Efficiency and Flexibility
Together with worth and throughput, flexibility is crucial for real-world workloads. Groups usually want management over scaling habits, GPU utilization, and deployment environments to handle price and effectivity.
Clarifai, for instance, helps fractional GPU utilization, autoscaling, and native runners — options that may enhance effectivity and cut back infrastructure overhead.

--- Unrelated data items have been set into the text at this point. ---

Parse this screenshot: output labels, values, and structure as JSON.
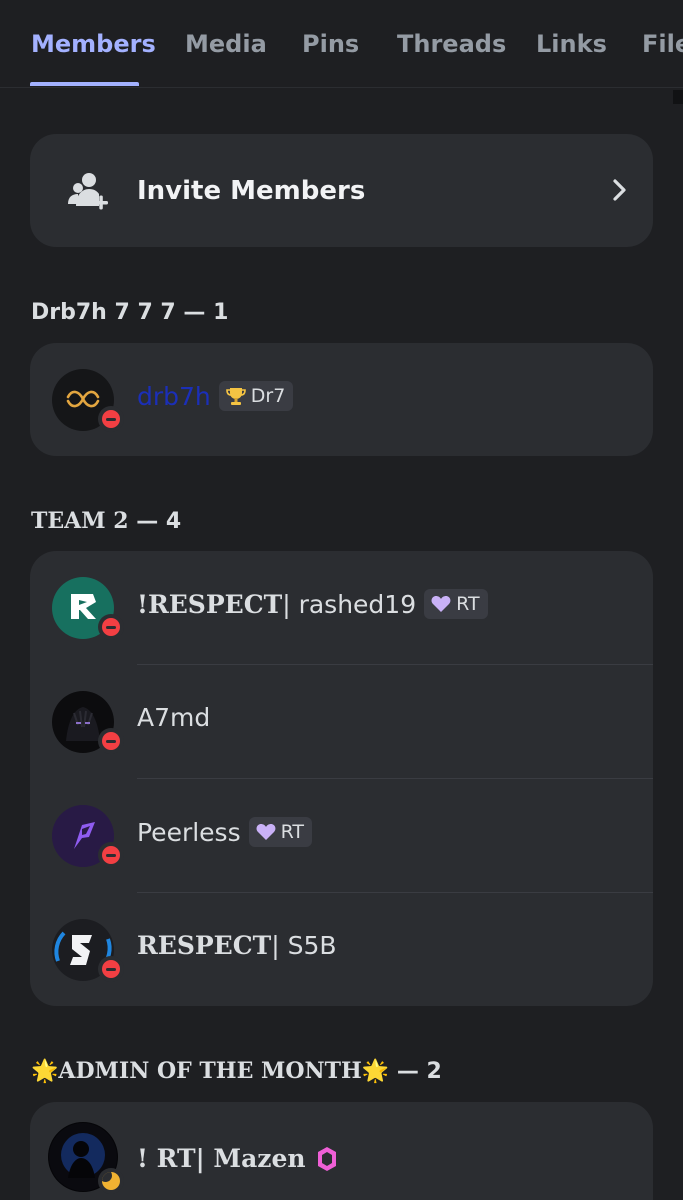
{
  "tabs": [
    {
      "label": "Members",
      "active": true
    },
    {
      "label": "Media",
      "active": false
    },
    {
      "label": "Pins",
      "active": false
    },
    {
      "label": "Threads",
      "active": false
    },
    {
      "label": "Links",
      "active": false
    },
    {
      "label": "File",
      "active": false
    }
  ],
  "invite": {
    "label": "Invite Members",
    "icon": "add-user-icon",
    "chevron": "chevron-right-icon"
  },
  "sections": [
    {
      "title_prefix": "",
      "title": "Drb7h 7 7 7",
      "title_suffix": "",
      "count": "1",
      "count_sep": " — ",
      "members": [
        {
          "name": "drb7h",
          "tag_label": "Dr7",
          "tag_icon": "trophy-icon",
          "status": "dnd",
          "name_color": "#1b2fb8"
        }
      ]
    },
    {
      "title_prefix": "",
      "title": "TEAM 2",
      "title_suffix": "",
      "count": "4",
      "count_sep": " — ",
      "members": [
        {
          "name_styled": "!RESPECT",
          "name": "| rashed19",
          "tag_label": "RT",
          "tag_icon": "purple-heart-icon",
          "status": "dnd"
        },
        {
          "name": "A7md",
          "status": "dnd"
        },
        {
          "name": "Peerless",
          "tag_label": "RT",
          "tag_icon": "purple-heart-icon",
          "status": "dnd"
        },
        {
          "name_styled": "RESPECT",
          "name": " | S5B",
          "status": "dnd"
        }
      ]
    },
    {
      "title_prefix": "🌟",
      "title": "ADMIN OF THE MONTH",
      "title_suffix": "🌟",
      "count": "2",
      "count_sep": " — ",
      "members": [
        {
          "name_styled": "!  RT",
          "name": " | Mazen",
          "badge_icon": "pink-gem-icon",
          "status": "idle"
        }
      ]
    }
  ],
  "colors": {
    "accent": "#a3b1ff",
    "background": "#1e1f22",
    "card": "#2b2d31",
    "dnd": "#f23f43",
    "idle": "#f0b232"
  }
}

These capabilities prolong past GPT‑OSS‑120B. With the Clarifai Reasoning Engine, customized or open-weight reasoning fashions can run with constant efficiency and reliability. The engine additionally adapts to workload patterns over time, regularly bettering pace for repetitive duties with out sacrificing accuracy.
Benchmark Abstract
Thus far, we’ve in contrast suppliers primarily based on throughput, latency, and price utilizing the Synthetic Evaluation Benchmark. To see how these trade-offs play out in apply, right here’s a visible abstract of the outcomes throughout the completely different suppliers. These charts are instantly from Synthetic Evaluation.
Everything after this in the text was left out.